給食の落とし穴(2009.10.6)

先日、高松の講座で、質問があった。
給食はちゃんとしているかどうかというものだった。
昔、給食を作っていた、という方だった。
言い換えれば、「給食を作る人たちはちゃんとしている」と言えると思う。
計算され、栄養価の表示された食べ物・・・・

「食」で問題になるのは、その素材。

例えば、野菜にどんな農薬をどの時期にどれくらい与えて、残留はどれくらいか・・・と言うことは不明だ。
例えば、お肉や牛乳・・・どこの家畜にどんなエサや薬を与えてどういう経路でここにあるのか・・・・これも不明だ。
例えばお魚・・・どこの海でとれて、どんな風に加工されて、水銀を含め、どんな毒素がどの程度溜まっているのかは不明だ。

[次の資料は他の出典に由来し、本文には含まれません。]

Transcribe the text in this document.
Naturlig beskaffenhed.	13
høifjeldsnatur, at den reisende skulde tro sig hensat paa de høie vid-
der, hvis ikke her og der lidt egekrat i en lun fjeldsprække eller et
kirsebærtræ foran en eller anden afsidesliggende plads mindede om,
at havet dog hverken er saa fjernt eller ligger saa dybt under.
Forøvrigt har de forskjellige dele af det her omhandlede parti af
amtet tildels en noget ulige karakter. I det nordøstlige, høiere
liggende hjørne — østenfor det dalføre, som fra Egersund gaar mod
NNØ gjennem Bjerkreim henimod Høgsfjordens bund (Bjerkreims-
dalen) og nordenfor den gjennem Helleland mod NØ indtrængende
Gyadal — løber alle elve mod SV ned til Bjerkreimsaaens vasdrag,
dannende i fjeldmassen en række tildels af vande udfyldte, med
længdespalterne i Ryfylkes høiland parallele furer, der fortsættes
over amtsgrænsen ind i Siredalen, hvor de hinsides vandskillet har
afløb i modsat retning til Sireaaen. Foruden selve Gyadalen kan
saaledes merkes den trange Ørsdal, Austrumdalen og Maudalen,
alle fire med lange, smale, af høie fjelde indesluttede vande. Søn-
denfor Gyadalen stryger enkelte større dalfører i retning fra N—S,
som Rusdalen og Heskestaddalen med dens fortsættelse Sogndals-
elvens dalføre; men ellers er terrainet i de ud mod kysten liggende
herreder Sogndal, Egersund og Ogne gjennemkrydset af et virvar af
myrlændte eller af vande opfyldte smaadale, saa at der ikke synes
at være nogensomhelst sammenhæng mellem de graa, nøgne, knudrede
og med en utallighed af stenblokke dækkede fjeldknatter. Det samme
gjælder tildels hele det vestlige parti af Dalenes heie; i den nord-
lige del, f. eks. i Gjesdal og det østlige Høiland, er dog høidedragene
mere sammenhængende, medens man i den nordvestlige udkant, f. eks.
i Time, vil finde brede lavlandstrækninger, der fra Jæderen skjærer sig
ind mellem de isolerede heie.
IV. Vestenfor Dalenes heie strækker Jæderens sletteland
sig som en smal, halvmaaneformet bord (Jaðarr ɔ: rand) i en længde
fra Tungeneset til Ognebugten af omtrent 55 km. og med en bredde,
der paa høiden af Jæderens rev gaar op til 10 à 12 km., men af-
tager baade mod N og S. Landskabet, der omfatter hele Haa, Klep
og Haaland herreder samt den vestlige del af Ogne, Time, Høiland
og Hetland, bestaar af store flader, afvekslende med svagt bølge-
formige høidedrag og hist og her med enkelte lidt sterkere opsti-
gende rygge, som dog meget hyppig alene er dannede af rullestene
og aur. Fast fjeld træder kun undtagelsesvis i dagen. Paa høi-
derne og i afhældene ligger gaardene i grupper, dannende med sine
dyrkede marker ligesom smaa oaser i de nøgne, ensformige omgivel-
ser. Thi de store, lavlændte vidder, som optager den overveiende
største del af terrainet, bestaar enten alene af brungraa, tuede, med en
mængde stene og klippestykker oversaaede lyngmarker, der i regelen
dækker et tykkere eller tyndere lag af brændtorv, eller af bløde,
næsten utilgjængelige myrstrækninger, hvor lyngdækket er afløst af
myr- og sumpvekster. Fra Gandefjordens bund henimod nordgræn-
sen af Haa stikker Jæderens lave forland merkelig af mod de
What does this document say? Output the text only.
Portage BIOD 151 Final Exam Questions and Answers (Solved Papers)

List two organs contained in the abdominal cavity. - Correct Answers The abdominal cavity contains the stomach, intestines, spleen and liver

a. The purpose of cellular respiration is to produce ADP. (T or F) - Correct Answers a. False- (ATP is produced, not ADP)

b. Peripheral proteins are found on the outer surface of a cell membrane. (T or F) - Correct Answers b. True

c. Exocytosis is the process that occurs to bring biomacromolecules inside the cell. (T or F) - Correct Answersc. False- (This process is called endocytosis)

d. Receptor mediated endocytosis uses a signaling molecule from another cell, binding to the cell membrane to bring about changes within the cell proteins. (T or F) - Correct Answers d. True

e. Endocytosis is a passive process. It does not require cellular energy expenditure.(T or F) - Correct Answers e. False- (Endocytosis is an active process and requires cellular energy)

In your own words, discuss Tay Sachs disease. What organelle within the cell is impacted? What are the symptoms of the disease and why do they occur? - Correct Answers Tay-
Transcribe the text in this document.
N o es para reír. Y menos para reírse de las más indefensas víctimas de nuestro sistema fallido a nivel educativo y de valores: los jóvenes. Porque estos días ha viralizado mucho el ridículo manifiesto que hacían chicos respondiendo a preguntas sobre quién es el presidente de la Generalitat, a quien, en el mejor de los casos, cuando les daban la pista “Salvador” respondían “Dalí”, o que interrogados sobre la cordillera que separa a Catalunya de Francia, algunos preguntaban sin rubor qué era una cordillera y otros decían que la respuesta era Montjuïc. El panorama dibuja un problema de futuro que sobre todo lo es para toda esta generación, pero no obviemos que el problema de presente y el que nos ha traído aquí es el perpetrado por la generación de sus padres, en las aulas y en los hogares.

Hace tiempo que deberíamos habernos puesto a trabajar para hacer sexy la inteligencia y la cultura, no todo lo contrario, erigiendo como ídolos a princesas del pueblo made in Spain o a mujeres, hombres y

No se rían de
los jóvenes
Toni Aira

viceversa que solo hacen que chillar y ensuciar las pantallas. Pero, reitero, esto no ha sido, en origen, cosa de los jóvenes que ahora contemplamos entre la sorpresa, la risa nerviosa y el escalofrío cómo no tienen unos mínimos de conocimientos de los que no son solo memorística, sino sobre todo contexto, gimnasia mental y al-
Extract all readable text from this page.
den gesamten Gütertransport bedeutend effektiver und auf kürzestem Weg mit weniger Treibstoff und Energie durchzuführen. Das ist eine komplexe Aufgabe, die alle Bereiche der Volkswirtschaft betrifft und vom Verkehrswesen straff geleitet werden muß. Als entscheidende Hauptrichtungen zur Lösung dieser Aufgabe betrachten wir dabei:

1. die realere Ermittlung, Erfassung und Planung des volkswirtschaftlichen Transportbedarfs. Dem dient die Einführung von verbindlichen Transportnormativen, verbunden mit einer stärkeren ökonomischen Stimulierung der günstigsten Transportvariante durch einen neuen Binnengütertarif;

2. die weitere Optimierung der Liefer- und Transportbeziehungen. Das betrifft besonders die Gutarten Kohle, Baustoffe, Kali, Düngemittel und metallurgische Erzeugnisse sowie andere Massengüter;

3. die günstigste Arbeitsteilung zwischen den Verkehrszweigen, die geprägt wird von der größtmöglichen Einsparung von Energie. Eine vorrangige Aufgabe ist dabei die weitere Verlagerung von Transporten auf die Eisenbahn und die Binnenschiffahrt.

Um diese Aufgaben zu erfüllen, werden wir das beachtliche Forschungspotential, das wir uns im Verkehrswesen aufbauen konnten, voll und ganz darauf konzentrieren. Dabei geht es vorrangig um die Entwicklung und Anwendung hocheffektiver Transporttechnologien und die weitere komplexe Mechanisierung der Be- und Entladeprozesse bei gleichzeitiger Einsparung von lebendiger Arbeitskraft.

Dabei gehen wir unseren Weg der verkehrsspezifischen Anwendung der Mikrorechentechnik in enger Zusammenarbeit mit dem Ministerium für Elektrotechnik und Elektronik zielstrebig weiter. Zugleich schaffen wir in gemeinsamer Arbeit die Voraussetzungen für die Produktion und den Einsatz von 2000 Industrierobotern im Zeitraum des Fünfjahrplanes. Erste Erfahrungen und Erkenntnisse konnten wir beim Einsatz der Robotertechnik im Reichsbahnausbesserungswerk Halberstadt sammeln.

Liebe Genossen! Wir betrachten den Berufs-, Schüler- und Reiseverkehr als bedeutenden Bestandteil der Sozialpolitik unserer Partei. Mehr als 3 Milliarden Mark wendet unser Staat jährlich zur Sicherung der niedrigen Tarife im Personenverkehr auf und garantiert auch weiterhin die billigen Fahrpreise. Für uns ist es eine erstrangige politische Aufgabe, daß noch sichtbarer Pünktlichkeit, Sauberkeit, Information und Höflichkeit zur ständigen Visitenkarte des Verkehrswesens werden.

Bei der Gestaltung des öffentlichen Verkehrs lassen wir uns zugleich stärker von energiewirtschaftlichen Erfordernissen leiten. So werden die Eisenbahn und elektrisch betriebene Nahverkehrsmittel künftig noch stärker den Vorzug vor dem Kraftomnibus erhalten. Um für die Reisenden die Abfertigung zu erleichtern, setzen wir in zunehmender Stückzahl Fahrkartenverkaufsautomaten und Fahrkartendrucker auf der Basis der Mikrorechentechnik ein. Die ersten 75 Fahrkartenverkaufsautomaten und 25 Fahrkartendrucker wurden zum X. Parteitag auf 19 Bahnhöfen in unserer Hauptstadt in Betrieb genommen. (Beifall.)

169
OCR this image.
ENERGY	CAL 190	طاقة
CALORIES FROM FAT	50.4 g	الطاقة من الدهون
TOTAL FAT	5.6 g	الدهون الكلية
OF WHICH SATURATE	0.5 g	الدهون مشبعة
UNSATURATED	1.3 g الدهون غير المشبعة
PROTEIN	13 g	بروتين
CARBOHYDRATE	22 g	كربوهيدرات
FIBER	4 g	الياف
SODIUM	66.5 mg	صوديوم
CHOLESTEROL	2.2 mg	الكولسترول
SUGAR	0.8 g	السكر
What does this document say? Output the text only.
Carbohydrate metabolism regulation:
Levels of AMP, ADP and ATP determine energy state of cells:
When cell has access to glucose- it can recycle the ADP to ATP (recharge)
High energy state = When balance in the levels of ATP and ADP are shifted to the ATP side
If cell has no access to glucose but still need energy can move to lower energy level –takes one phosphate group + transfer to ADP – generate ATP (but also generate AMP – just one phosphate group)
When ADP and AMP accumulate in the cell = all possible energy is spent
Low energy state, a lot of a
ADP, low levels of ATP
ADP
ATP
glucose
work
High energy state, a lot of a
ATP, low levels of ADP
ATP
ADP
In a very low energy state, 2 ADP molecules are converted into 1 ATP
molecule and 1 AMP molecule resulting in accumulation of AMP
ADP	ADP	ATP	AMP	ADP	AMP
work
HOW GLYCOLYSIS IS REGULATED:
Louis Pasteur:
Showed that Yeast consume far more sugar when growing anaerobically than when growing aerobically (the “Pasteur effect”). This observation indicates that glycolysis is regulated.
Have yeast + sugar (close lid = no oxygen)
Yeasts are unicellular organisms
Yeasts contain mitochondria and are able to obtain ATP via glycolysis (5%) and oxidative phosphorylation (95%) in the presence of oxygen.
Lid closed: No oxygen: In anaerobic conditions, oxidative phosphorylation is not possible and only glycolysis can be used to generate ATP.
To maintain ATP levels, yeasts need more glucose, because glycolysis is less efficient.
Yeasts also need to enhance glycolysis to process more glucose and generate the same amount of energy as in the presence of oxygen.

どんなにきちんと調理しようとも、素材の出所と正体がハッキリしないことを、私は恐れる。
どんなに作り手が、例えば鉄人だったとしても、素材が危ないものでは話しにならないと言うことなのだ。
モチロン、完全無農薬なんて、この高温多湿で害虫の多い日本では相当に無理だろうと思う。給食のあの値段で作るなんて、ほぼ不可能だ。
だからこそ、正体を知りたいと思うのだ。

ある人が「日本の給食強食だね、強制的に食べさせられるから」と言ったことが、今も心に残っている。
子供は成長期だ。安全なものを食さなければならない年齢なのに、インスタント食品やジュース、ファーストフードが花盛り。
我が家でも、ちょくちょく子供が買ってくるものを完全に阻止することは難しい。
知らずに危険なものを食べている時もきっとあるのだと思う。

新聞に、7人に1人の子供は貧しいと載っていた。
その貧しさとは、家でご飯を食べられない貧しさなのだと言う・・・・
だから、給食はそんな子供にとって命綱なんだと・・
で、あればこそ、もっともっと質を上げて欲しい。
食あっての命と健康なのだから。
社会は今、何かが狂っているけれど、食まで狂ってしまっては、次の世代に何も残っては行かなくなってしまう。

料理の作り手の腕をもっともっと生かすために、作物の作り手を、この国は育てなければならないんじゃないかと思う。
農業で独立できる人を、この国は、これから作り出さなければ、滅んでしまうとも言えるのだ。